With the completion of the human genome project, it has become clear that the sheer number of genes cannot account for the complexity of the human proteome. Among several proposed mechanisms, alternative pre-mRNA splicing is considered to be one of the most efficient and widespread avenues to generate multiple protein isoforms from individual genes. Current estimates indicate that over 90% of all human genes undergo alternative splicing, thus greatly increasing the coding potential of our genome. It is also appreciated that many alternative pre-mRNA processing changes associate with most human diseases, such as cancer. The multitude of cancer-specific mRNA isoform generation raises the important question to what degree the different flavors of gene expression are beneficial for tumor growth. Research in the Hertel laboratory focuses on elucidating the mechanisms of splice site selection with the long-term goal to decipher splicing networks and to establish a splicing code that permits alternative splicing predictions based on sequence analysis. We have a record of developing novel biochemical assays to analyze alternative splicing and now routinely incorporate bioinformatics approaches to verify and test the generality of our findings with the aid of genome-wide high throughput analyses. This cross-disciplinary approach has helped us to successfully highlight the importance of RNA splicing elements in dictating splice site selection and exon choice. Our systems approach examines methodically how the combination of RNA splicing elements influences splice site selection, with the ultimate goal to faithfully predict alternative splicing changes in disease models.
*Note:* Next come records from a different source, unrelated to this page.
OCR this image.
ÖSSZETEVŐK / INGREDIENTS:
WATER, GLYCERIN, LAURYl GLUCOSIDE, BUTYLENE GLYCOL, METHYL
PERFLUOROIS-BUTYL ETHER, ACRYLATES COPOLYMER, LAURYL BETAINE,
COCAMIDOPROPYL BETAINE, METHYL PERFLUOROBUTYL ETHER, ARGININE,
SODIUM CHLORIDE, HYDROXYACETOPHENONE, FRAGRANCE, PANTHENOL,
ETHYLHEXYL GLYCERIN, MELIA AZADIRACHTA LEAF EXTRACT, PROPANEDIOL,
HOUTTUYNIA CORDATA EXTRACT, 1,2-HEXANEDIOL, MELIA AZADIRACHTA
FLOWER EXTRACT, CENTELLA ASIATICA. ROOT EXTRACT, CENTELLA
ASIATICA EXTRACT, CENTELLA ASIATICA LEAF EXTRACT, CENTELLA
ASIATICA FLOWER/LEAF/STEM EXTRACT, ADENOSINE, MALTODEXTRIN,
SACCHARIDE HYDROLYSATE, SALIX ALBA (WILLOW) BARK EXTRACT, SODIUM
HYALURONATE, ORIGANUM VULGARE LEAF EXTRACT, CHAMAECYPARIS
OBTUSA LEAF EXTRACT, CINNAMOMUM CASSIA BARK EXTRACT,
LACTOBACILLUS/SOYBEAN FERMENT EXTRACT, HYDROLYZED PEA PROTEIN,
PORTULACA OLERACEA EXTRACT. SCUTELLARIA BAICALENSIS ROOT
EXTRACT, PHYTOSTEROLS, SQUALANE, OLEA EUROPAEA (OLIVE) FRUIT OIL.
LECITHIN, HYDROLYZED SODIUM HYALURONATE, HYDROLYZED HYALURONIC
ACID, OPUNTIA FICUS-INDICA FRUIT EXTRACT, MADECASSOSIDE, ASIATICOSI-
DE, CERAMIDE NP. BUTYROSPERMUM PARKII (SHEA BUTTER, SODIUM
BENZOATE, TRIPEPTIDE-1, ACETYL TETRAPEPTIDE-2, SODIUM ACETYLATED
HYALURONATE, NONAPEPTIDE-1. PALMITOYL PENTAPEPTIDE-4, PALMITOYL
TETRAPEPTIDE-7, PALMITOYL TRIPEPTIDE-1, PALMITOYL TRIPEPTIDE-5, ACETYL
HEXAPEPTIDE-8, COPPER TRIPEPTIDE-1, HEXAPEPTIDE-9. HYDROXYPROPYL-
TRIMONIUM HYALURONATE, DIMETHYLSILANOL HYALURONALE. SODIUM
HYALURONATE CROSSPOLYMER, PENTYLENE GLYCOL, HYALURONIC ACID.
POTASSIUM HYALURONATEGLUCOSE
Our research focuses on the following topics:
- Determine the biochemical steps that lead to splice site pairing and understand the combinatorial control of exon definition.
- Determine he influence of alternative pre-mRNA processing on colon cancer progression.
- Determine the mechanisms of splice site activation and repression.
- Determine the dynamics of gene expression from pre-mRNA synthesis through RNA processing in the nucleus to translation and mRNA degradation in the cytoplasm.